4. Skills-Based Assessment – Weightage on Skills, Not Knowledge Assessment will play a critical role in this journey.
Assessments should reflect industry-valued competencies, and academic bodies should consider implementing the following steps:
Business leaders will look for critical skills in the current age, such as a data-driven approach and storytelling. There has to be an exhaustive assessment where organizations can assess such capabilities before making final decisions.
Recruitment and internship phases can be improved by assessments created using AI-driven simulations, which will help candidates become job-ready.
Academic bodies should make continuous assessment part of the curriculum, which will help them judge candidates continuously, not based on a single point exam.

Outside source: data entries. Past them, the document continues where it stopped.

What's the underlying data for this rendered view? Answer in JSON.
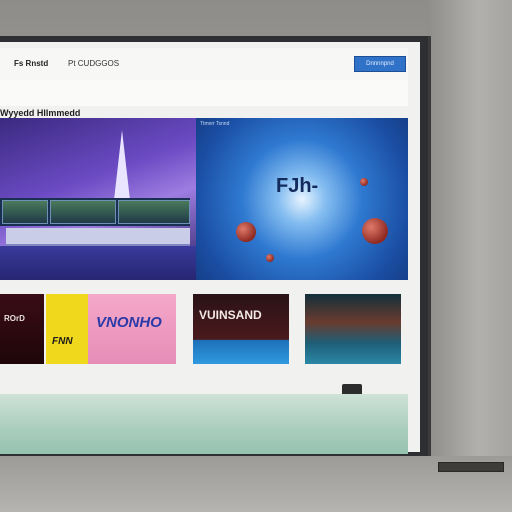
{
  "header": {
    "logo_text": "Fs Rnstd",
    "nav_text": "Pt CUDGGOS",
    "action_button": "Dnnnnpnd"
  },
  "section": {
    "title": "Wyyedd Hllmmedd"
  },
  "hero": {
    "right_label": "Ttmnrr Tsnnd",
    "right_title": "FJh-"
  },
  "tiles": [
    {
      "text": "ROrD"
    },
    {
      "text": "FNN"
    },
    {
      "text": "VNONHO"
    },
    {
      "text": "VUINSAND"
    },
    {
      "text": ""
    }
  ],
  "colors": {
    "accent_button": "#2f72c8",
    "hero_left": "#6c4bc4",
    "hero_right": "#2f79d1",
    "footer": "#a9cdbd"
  },
  "icons": {
    "scroll_indicator": "scroll-down-icon"
  }
}
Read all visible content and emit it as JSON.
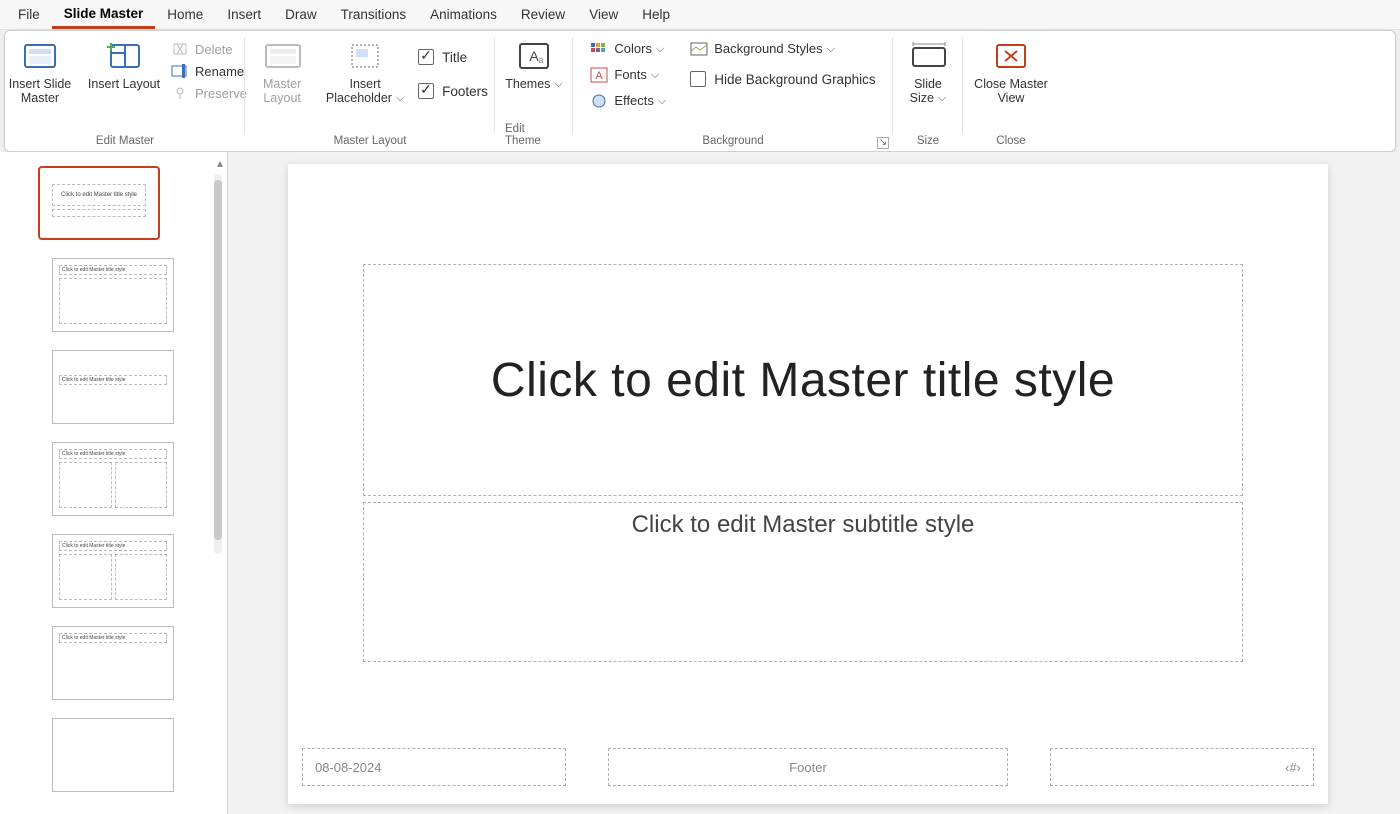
{
  "menubar": {
    "tabs": [
      "File",
      "Slide Master",
      "Home",
      "Insert",
      "Draw",
      "Transitions",
      "Animations",
      "Review",
      "View",
      "Help"
    ],
    "active": "Slide Master"
  },
  "ribbon": {
    "groups": {
      "edit_master": {
        "label": "Edit Master",
        "insert_slide_master": "Insert Slide Master",
        "insert_layout": "Insert Layout",
        "delete": "Delete",
        "rename": "Rename",
        "preserve": "Preserve"
      },
      "master_layout": {
        "label": "Master Layout",
        "master_layout_btn": "Master Layout",
        "insert_placeholder": "Insert Placeholder",
        "title_chk": "Title",
        "footers_chk": "Footers"
      },
      "edit_theme": {
        "label": "Edit Theme",
        "themes_btn": "Themes"
      },
      "background": {
        "label": "Background",
        "colors": "Colors",
        "fonts": "Fonts",
        "effects": "Effects",
        "bg_styles": "Background Styles",
        "hide_bg": "Hide Background Graphics"
      },
      "size": {
        "label": "Size",
        "slide_size": "Slide Size"
      },
      "close": {
        "label": "Close",
        "close_master": "Close Master View"
      }
    }
  },
  "slide": {
    "title_placeholder": "Click to edit Master title style",
    "subtitle_placeholder": "Click to edit Master subtitle style",
    "date": "08-08-2024",
    "footer": "Footer",
    "slidenum": "‹#›"
  },
  "thumbnails": {
    "master_text": "Click to edit Master title style",
    "layout_text": "Click to edit Master title style"
  }
}
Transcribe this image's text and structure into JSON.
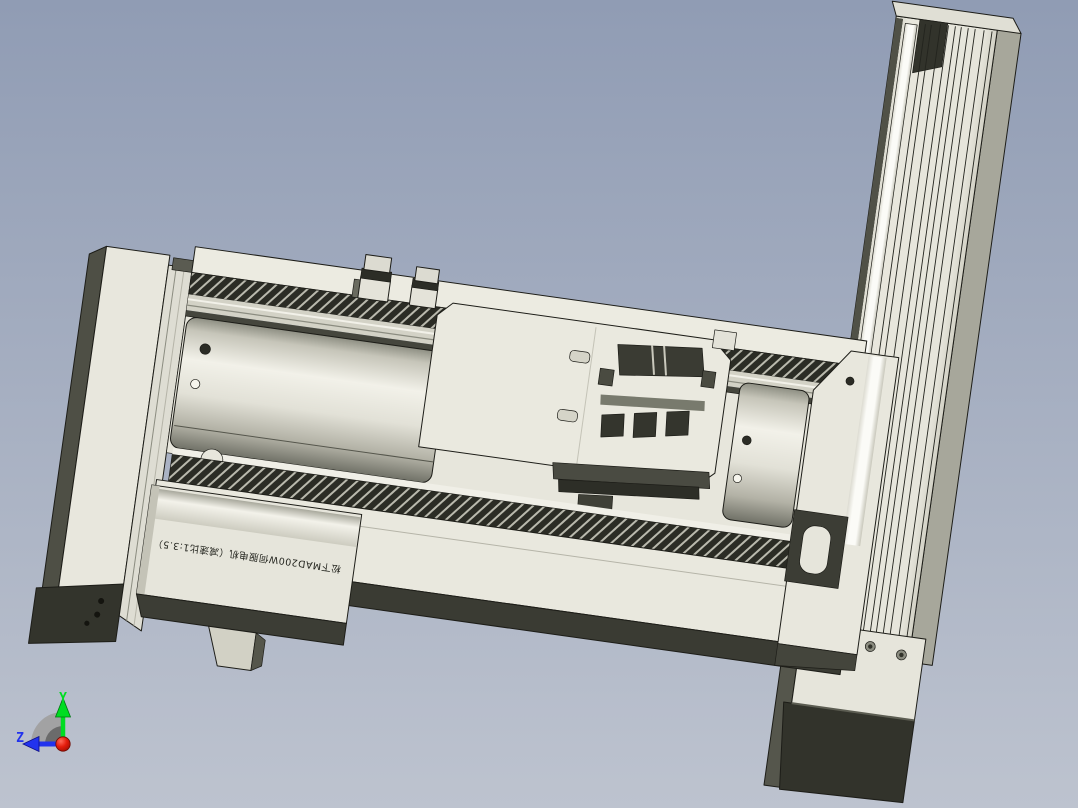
{
  "viewport": {
    "type": "3d-cad-viewport",
    "background_top": "#909cb4",
    "background_bottom": "#bdc3cf"
  },
  "model": {
    "description": "XZ gantry of two linear actuator modules",
    "motor_label": "松下MAD200W伺服电机（减速比1:3.5）",
    "colors": {
      "body_ivory": "#e7e6dc",
      "body_light": "#f2f1e9",
      "side_shade": "#a9a99d",
      "dark_face": "#3c3d35",
      "very_dark": "#2b2c25",
      "bright_rail": "#fbfbf7",
      "outline": "#1d1d18"
    }
  },
  "triad": {
    "y_axis": {
      "label": "Y",
      "color": "#00dd22"
    },
    "z_axis": {
      "label": "Z",
      "color": "#2233ee"
    },
    "origin_color": "#dd1111",
    "x_sector_color": "#9f9f9f"
  }
}
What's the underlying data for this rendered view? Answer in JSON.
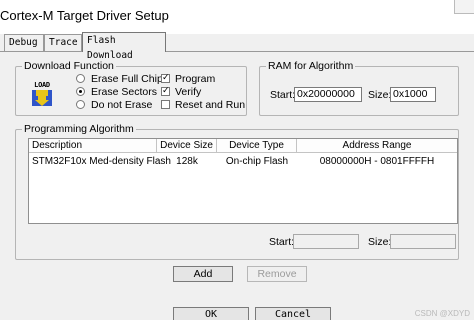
{
  "window": {
    "title": "Cortex-M Target Driver Setup"
  },
  "tabs": [
    {
      "label": "Debug"
    },
    {
      "label": "Trace"
    },
    {
      "label": "Flash Download"
    }
  ],
  "download_function": {
    "label": "Download Function",
    "icon_text": "LOAD",
    "radios": [
      {
        "label": "Erase Full Chip",
        "checked": false
      },
      {
        "label": "Erase Sectors",
        "checked": true
      },
      {
        "label": "Do not Erase",
        "checked": false
      }
    ],
    "checks": [
      {
        "label": "Program",
        "checked": true
      },
      {
        "label": "Verify",
        "checked": true
      },
      {
        "label": "Reset and Run",
        "checked": false
      }
    ]
  },
  "ram_for_algorithm": {
    "label": "RAM for Algorithm",
    "start_label": "Start:",
    "start_value": "0x20000000",
    "size_label": "Size:",
    "size_value": "0x1000"
  },
  "programming_algorithm": {
    "label": "Programming Algorithm",
    "columns": [
      "Description",
      "Device Size",
      "Device Type",
      "Address Range"
    ],
    "rows": [
      [
        "STM32F10x Med-density Flash",
        "128k",
        "On-chip Flash",
        "08000000H - 0801FFFFH"
      ]
    ],
    "start_label": "Start:",
    "size_label": "Size:",
    "start_value": "",
    "size_value": ""
  },
  "buttons": {
    "add": "Add",
    "remove": "Remove",
    "ok": "OK",
    "cancel": "Cancel"
  },
  "watermark": "CSDN @XDYD"
}
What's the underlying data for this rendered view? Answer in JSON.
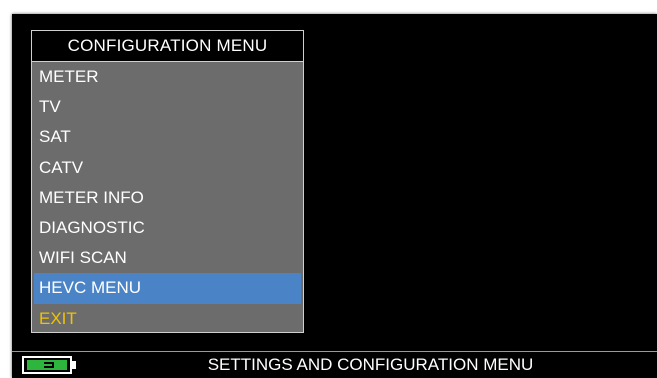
{
  "menu": {
    "title": "CONFIGURATION MENU",
    "items": [
      {
        "label": "METER",
        "selected": false
      },
      {
        "label": "TV",
        "selected": false
      },
      {
        "label": "SAT",
        "selected": false
      },
      {
        "label": "CATV",
        "selected": false
      },
      {
        "label": "METER INFO",
        "selected": false
      },
      {
        "label": "DIAGNOSTIC",
        "selected": false
      },
      {
        "label": "WIFI SCAN",
        "selected": false
      },
      {
        "label": "HEVC MENU",
        "selected": true
      },
      {
        "label": "EXIT",
        "selected": false
      }
    ]
  },
  "status_bar": {
    "battery_icon": "battery-charging-icon",
    "text": "SETTINGS AND CONFIGURATION MENU"
  },
  "colors": {
    "menu_background": "#6c6c6c",
    "selection": "#4a84c6",
    "exit_text": "#f1c200",
    "battery_fill": "#2db53d",
    "screen_background": "#000000"
  }
}
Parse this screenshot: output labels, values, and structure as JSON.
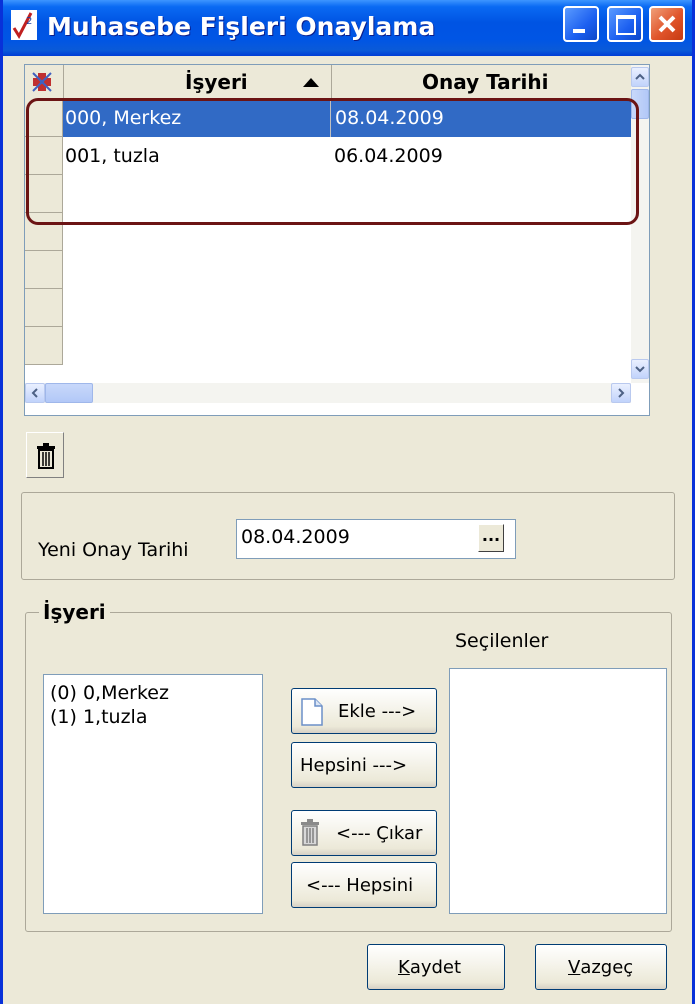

5. Create a Culture of Learning & Upskilling
Lifelong learning is a strong theme organizations are following. This initiative also creates a sense of urgency among learners due to the volatile outside world. Major steps are being taken in this space:
Reskilling initiatives by Industry
AI-driven learning paths & platforms
Global Workforce Mobility Training
In the end, we need all hands on deck.
We need to take strong steps to bridge this gap. Industry and academia must work on a strategic roadmap to minimize it. We need strategic and industry-driven approaches, integrating skill certifications, greater adoption of innovative technology, more emphasis on assessments focused on competencies, and encouraging lifelong learning to become part of the global talent pool.